Somewhere between blanketing the whole city with bike-share stations and letting the system stagnate at the current plan for 12,000 bikes arranged in central neighborhoods, there’s a sweet spot — building a system in all compact, walkable neighborhoods where bike-share will be well-used.
At the City Council hearing, NACTO Bike Share Program Director Kate Fillin-Yeh said a smart goal would be the above service area, covering neighborhoods with at least 30,000 residents per square mile. That’s the population density at which bike-share systems are “likely to be heavily used, a real transportation option, and profitable,” she said [PDF].
The map comes from a 2009 feasibility study of bike-share in NYC that Fillin-Yeh co-authored for the Department of City Planning [PDF].
There are several advantages to a system of this size. It would be more achievable than covering the city with 80,000 bike-share bikes. The system could still be run efficiently, without worrying about subsidizing low-ridership areas in NYC’s suburban fringes. While it wouldn’t reach Mill Basin and Bayside, it would serve a large proportion of lower-income neighborhoods like East Flatbush, Brownsville, Corona, and Soundview. This coverage map is equitable.
We don’t have access to Citi Bike’s financials, which makes it hard to know how much turf Motivate could cover without an operating subsidy. But there are good reasons to believe that once the upfront costs of system expansion are paid for (which, to be clear, would probably amount to a few hundred million dollars for an area this size), the company could run a bike-share network extending deep into the Bronx, Queens, and Brooklyn without much outside assistance.

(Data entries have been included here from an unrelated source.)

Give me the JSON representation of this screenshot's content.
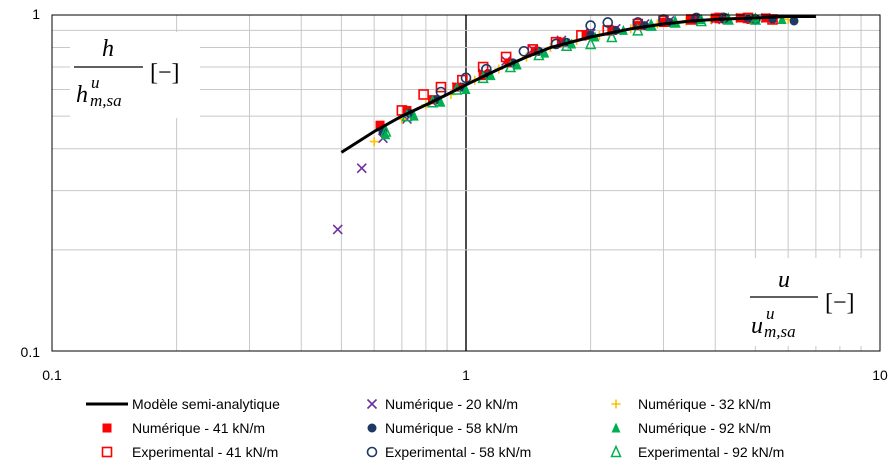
{
  "chart_data": {
    "type": "scatter",
    "xscale": "log",
    "yscale": "log",
    "xlim": [
      0.1,
      10
    ],
    "ylim": [
      0.1,
      1
    ],
    "grid": true,
    "legend_position": "bottom",
    "x_ticks": [
      "0.1",
      "1",
      "10"
    ],
    "y_ticks": [
      "1",
      "0.1"
    ],
    "ylabel": {
      "num": "h",
      "den_base": "h",
      "den_sup": "u",
      "den_sub": "m,sa",
      "unit": "[−]"
    },
    "xlabel": {
      "num": "u",
      "den_base": "u",
      "den_sup": "u",
      "den_sub": "m,sa",
      "unit": "[−]"
    },
    "colors": {
      "black": "#000000",
      "purple": "#7030A0",
      "orange": "#FFC000",
      "red": "#FF0000",
      "navy": "#203864",
      "green": "#00B050"
    },
    "series": [
      {
        "name": "Modèle semi-analytique",
        "kind": "line",
        "color": "#000000",
        "x": [
          0.5,
          0.6,
          0.7,
          0.8,
          0.9,
          1.0,
          1.2,
          1.4,
          1.6,
          2.0,
          2.5,
          3.0,
          3.5,
          4.0,
          5.0,
          6.0,
          7.0
        ],
        "y": [
          0.39,
          0.45,
          0.5,
          0.54,
          0.58,
          0.62,
          0.69,
          0.75,
          0.8,
          0.86,
          0.91,
          0.94,
          0.96,
          0.97,
          0.98,
          0.99,
          0.99
        ]
      },
      {
        "name": "Numérique - 20 kN/m",
        "kind": "marker",
        "marker": "x",
        "color": "#7030A0",
        "x": [
          0.49,
          0.56,
          0.63,
          0.72,
          0.83,
          0.95,
          1.1,
          1.25,
          1.45,
          1.7,
          2.0,
          2.3,
          2.7,
          3.1,
          3.5,
          4.0,
          4.6,
          5.3
        ],
        "y": [
          0.23,
          0.35,
          0.43,
          0.49,
          0.55,
          0.61,
          0.67,
          0.73,
          0.79,
          0.84,
          0.88,
          0.91,
          0.94,
          0.96,
          0.97,
          0.97,
          0.98,
          0.98
        ]
      },
      {
        "name": "Numérique - 32 kN/m",
        "kind": "marker",
        "marker": "plus",
        "color": "#FFC000",
        "x": [
          0.6,
          0.7,
          0.8,
          0.92,
          1.05,
          1.2,
          1.4,
          1.6,
          1.85,
          2.1,
          2.5,
          2.9,
          3.4,
          3.9,
          4.5,
          5.2,
          6.0
        ],
        "y": [
          0.42,
          0.49,
          0.54,
          0.58,
          0.64,
          0.69,
          0.75,
          0.8,
          0.84,
          0.87,
          0.91,
          0.94,
          0.96,
          0.97,
          0.98,
          0.98,
          0.97
        ]
      },
      {
        "name": "Numérique - 41 kN/m",
        "kind": "marker",
        "marker": "square",
        "color": "#FF0000",
        "x": [
          0.62,
          0.72,
          0.83,
          0.95,
          1.1,
          1.27,
          1.47,
          1.7,
          1.95,
          2.25,
          2.6,
          3.0,
          3.5,
          4.0,
          4.6,
          5.3
        ],
        "y": [
          0.47,
          0.52,
          0.56,
          0.61,
          0.66,
          0.72,
          0.78,
          0.83,
          0.87,
          0.9,
          0.93,
          0.95,
          0.97,
          0.98,
          0.98,
          0.98
        ]
      },
      {
        "name": "Numérique - 58 kN/m",
        "kind": "marker",
        "marker": "circle",
        "color": "#203864",
        "x": [
          0.63,
          0.73,
          0.85,
          0.98,
          1.13,
          1.3,
          1.5,
          1.75,
          2.0,
          2.3,
          2.7,
          3.1,
          3.6,
          4.2,
          4.8,
          5.5,
          6.2
        ],
        "y": [
          0.45,
          0.51,
          0.56,
          0.61,
          0.67,
          0.72,
          0.78,
          0.83,
          0.87,
          0.9,
          0.93,
          0.95,
          0.97,
          0.97,
          0.97,
          0.97,
          0.96
        ]
      },
      {
        "name": "Numérique - 92 kN/m",
        "kind": "marker",
        "marker": "triangle",
        "color": "#00B050",
        "x": [
          0.64,
          0.75,
          0.87,
          1.0,
          1.15,
          1.33,
          1.55,
          1.8,
          2.05,
          2.4,
          2.8,
          3.2,
          3.7,
          4.3,
          5.0,
          5.8
        ],
        "y": [
          0.44,
          0.5,
          0.55,
          0.6,
          0.66,
          0.71,
          0.77,
          0.82,
          0.86,
          0.9,
          0.93,
          0.95,
          0.97,
          0.97,
          0.97,
          0.97
        ]
      },
      {
        "name": "Experimental - 41 kN/m",
        "kind": "marker",
        "marker": "square-open",
        "color": "#FF0000",
        "x": [
          0.7,
          0.79,
          0.87,
          0.98,
          1.1,
          1.25,
          1.45,
          1.65,
          1.9,
          2.2,
          2.6,
          3.0,
          3.5,
          4.1,
          4.8,
          5.5
        ],
        "y": [
          0.52,
          0.58,
          0.61,
          0.64,
          0.7,
          0.75,
          0.79,
          0.83,
          0.87,
          0.9,
          0.94,
          0.96,
          0.97,
          0.98,
          0.98,
          0.97
        ]
      },
      {
        "name": "Experimental - 58 kN/m",
        "kind": "marker",
        "marker": "circle-open",
        "color": "#203864",
        "x": [
          0.87,
          1.0,
          1.12,
          1.38,
          1.65,
          2.0,
          2.2,
          2.6,
          3.0,
          3.6,
          4.2,
          5.0
        ],
        "y": [
          0.59,
          0.65,
          0.69,
          0.78,
          0.82,
          0.93,
          0.95,
          0.95,
          0.97,
          0.98,
          0.98,
          0.97
        ]
      },
      {
        "name": "Experimental - 92 kN/m",
        "kind": "marker",
        "marker": "triangle-open",
        "color": "#00B050",
        "x": [
          0.64,
          0.72,
          0.83,
          0.95,
          1.1,
          1.28,
          1.5,
          1.75,
          2.0,
          2.25,
          2.6,
          2.8,
          3.2,
          3.7,
          4.3,
          5.0
        ],
        "y": [
          0.45,
          0.5,
          0.55,
          0.6,
          0.65,
          0.7,
          0.76,
          0.81,
          0.82,
          0.86,
          0.9,
          0.93,
          0.95,
          0.96,
          0.97,
          0.97
        ]
      }
    ],
    "legend_order": [
      0,
      1,
      2,
      3,
      4,
      5,
      6,
      7,
      8
    ]
  }
}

Namely, neighborhoods like Park Slope have lower population densities than neighborhoods in the South Bronx. If the city does its job by making streets safer with protected bike lanes, and Motivate does its job via effective marketing and outreach, says Fillin-Yeh, there’s no reason Mott Haven should be less hospitable to bike-share than Greenpoint.
In her testimony, Fillin-Yeh identified four key factors to success at this scale:
- A political and technical commitment to a walkable, convenient, dense station network spread over a large, contiguous area.
- The commitment of City resources to match the bike share service area with protected bike lanes.
- Funding, from both from the City and the Operator, for long-term partnerships with local groups, targeted marketing campaigns, and employment programs that hire local residents.
- Progressive pricing options that simultaneously recognize that bike share is the cheapest form of transit available, while also developing mechanisms to expand access to those at the lowest income levels.
This service area does leave out Staten Island, which is a tough fit for bike-share because most of the borough is not dense, it’s geographically isolated from the rest of the system, and safe streets for biking are in short supply. If Oddo takes steps to create a safe bike network on the island, maybe a separate contract on the Jersey City model could make sense for Richmond.
For the rest of the city, this four-borough, 49,000-bike system is the bike-share map to shoot for.